The development comes less than a month after another OPV developer, Germany-based Heliatek, revealed that it had secured an €80 million financing deal underpinned by the European Investment Bank that will enable it to scale up its annual production capacity to the same 1 million m2 level.

Where Armor may have an advantage is in its existing scale and experience with roll-to-roll printing: the company says that, overall, it already produces more than 1 billion m2 of thin-film material annually.

And according to financial documents, Armor’s sales revenues and profitability have also grown healthily in recent years, with turnover reaching €235 million in 2015. The company employs 2000 people overall, and has a strong presence in Asia and North America, alongside six locations in Europe.

Thermal transfer
In fact, Armor’s technological heritage goes back nearly a century. Initially focused on carbon paper, the Armor name was coined as long ago as 1925. In the 1980s it pioneered the development of thermal transfer technology, and in 1990 opened the La Chevrolière manufacturing facility where the ASCA films will be made.

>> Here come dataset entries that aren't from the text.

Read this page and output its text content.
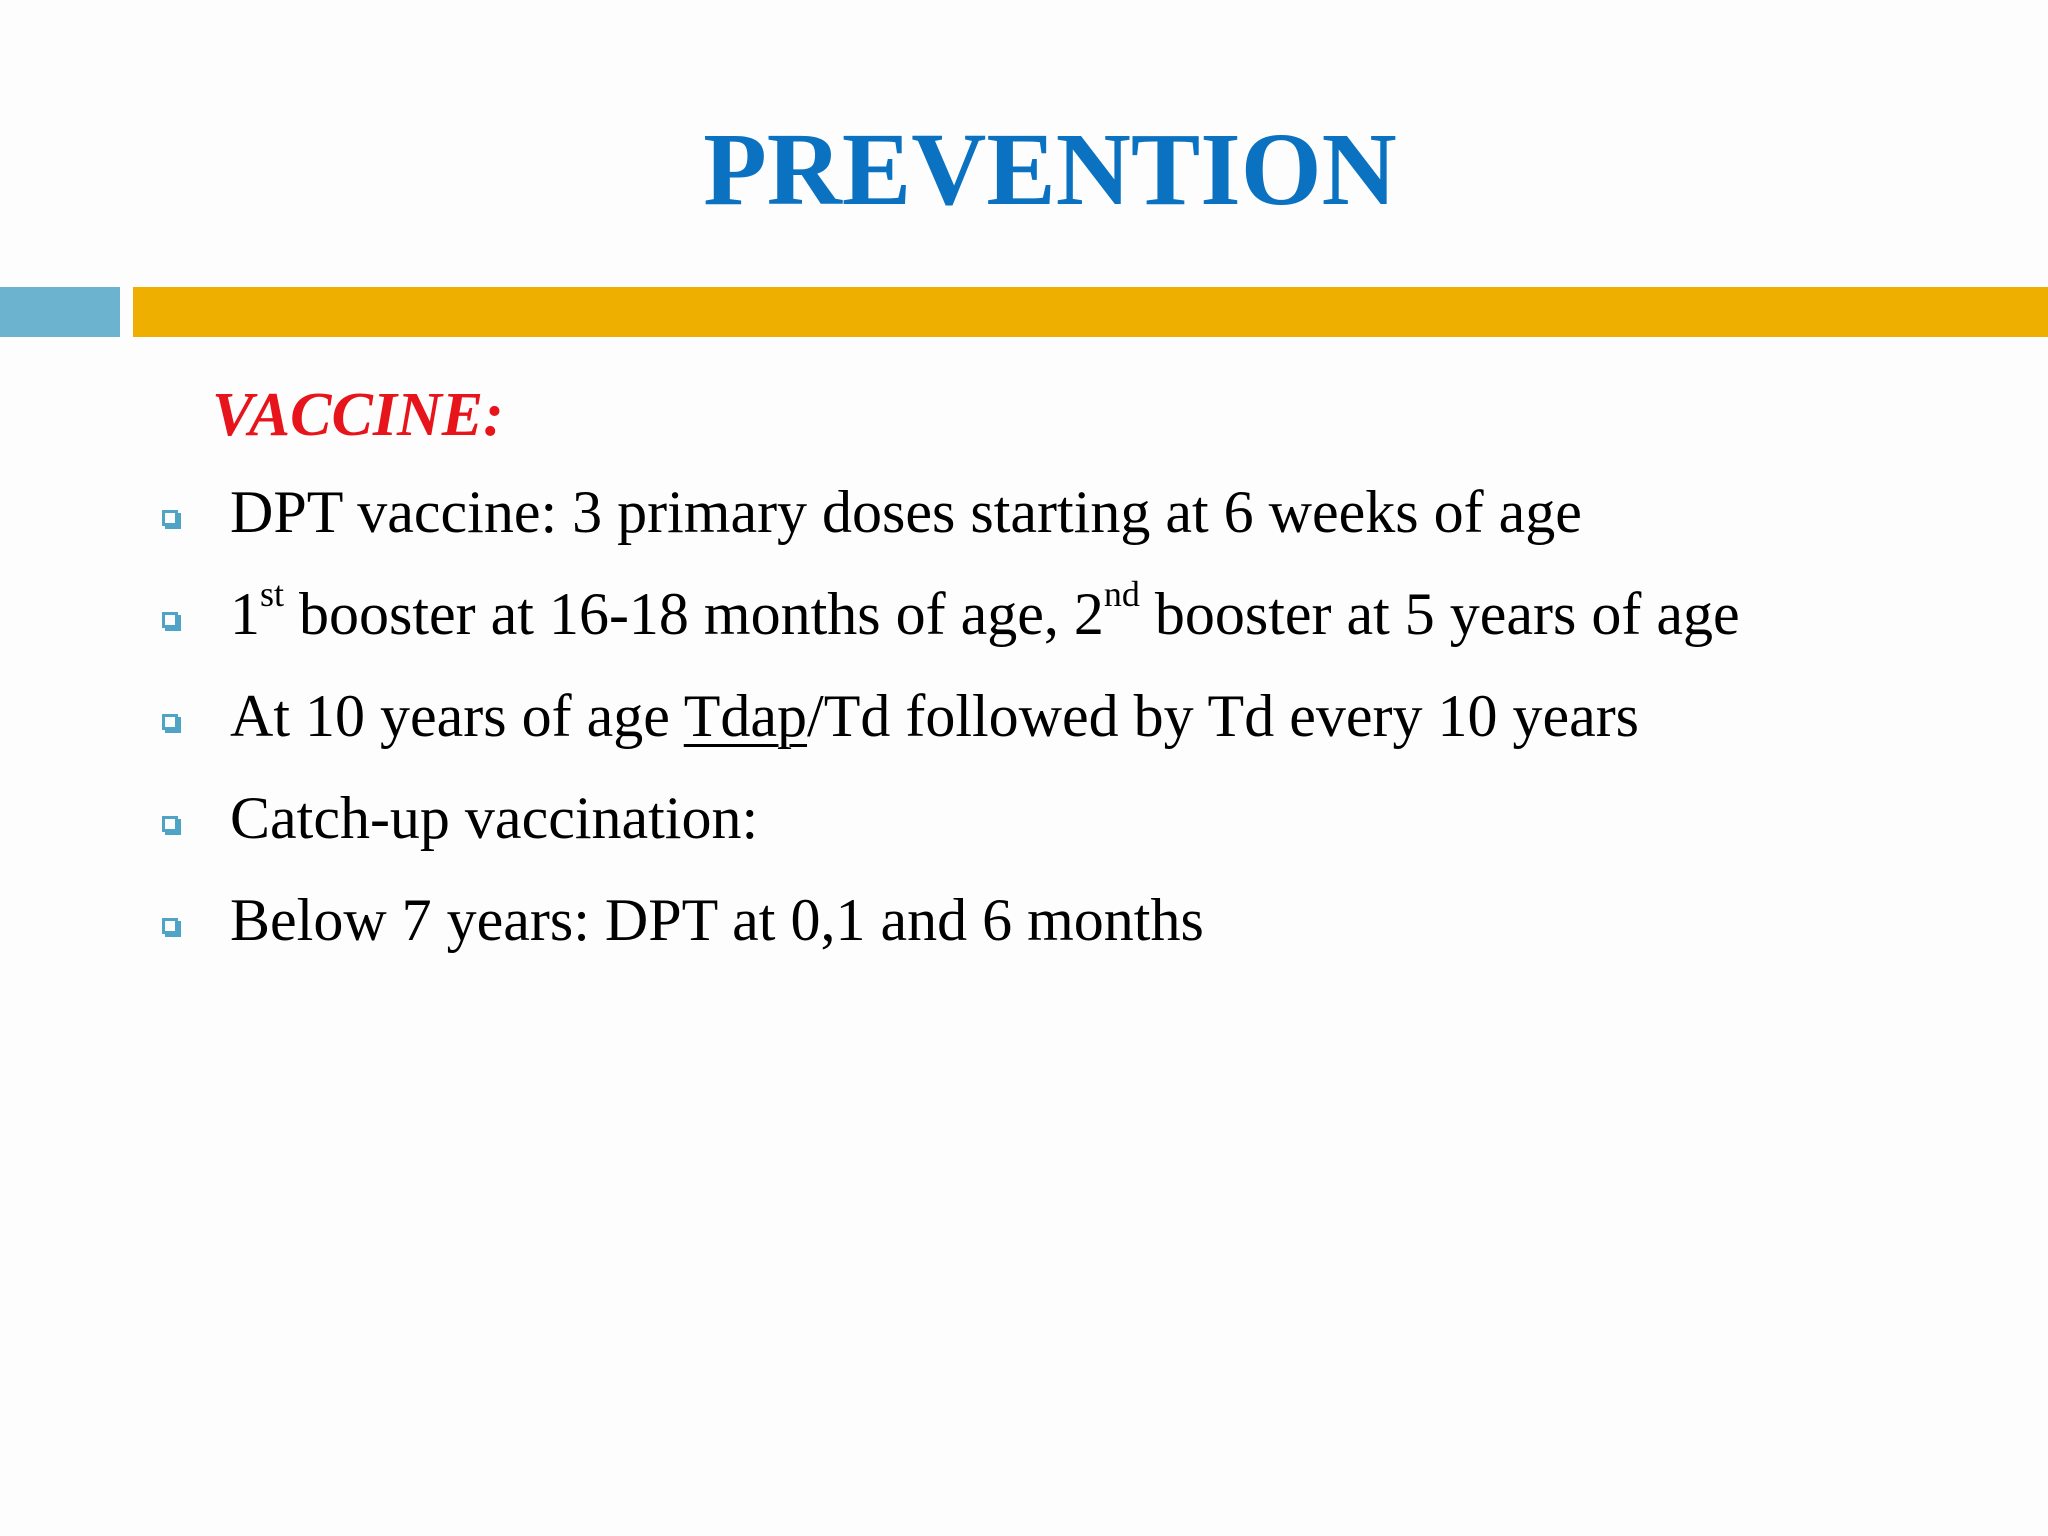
PREVENTION
VACCINE:
DPT vaccine: 3 primary doses starting at 6 weeks of age
1st booster at 16-18 months of age, 2nd booster at 5 years of age
At 10 years of age Tdap/Td followed by Td every 10 years
Catch-up vaccination:
Below 7 years: DPT at 0,1 and 6 months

2010 saw the start of the “OSCAR” (organic solar cells by Armor) research and development program on OPV, before a management takeover in 2014 resulted in Hubert de Boisredon taking charge of the company.

The R&D stage has involved a multidisciplinary team of 30 scientists and engineers, with contributions from teams at the Centre National de la Recherche Scientifique (CNRS), the CEA-run National Institute for Solar Energy in Saclay, and the Laboratoire de Chimie des Polymères Organique (LCPO) in Bordeaux.

Also involved are the French companies Amcor and Adhex, as well as US-based Cambrios Advanced Materials, which has supplied silver nanowires.

Armor says that it expects the ASCA films to find use in both static “street furniture” and mobile applications such as charging personal electronic devices. It has set up a “design office” dedicated to developing custom applications, and plans to unveil a variety of initial applications throughout next year.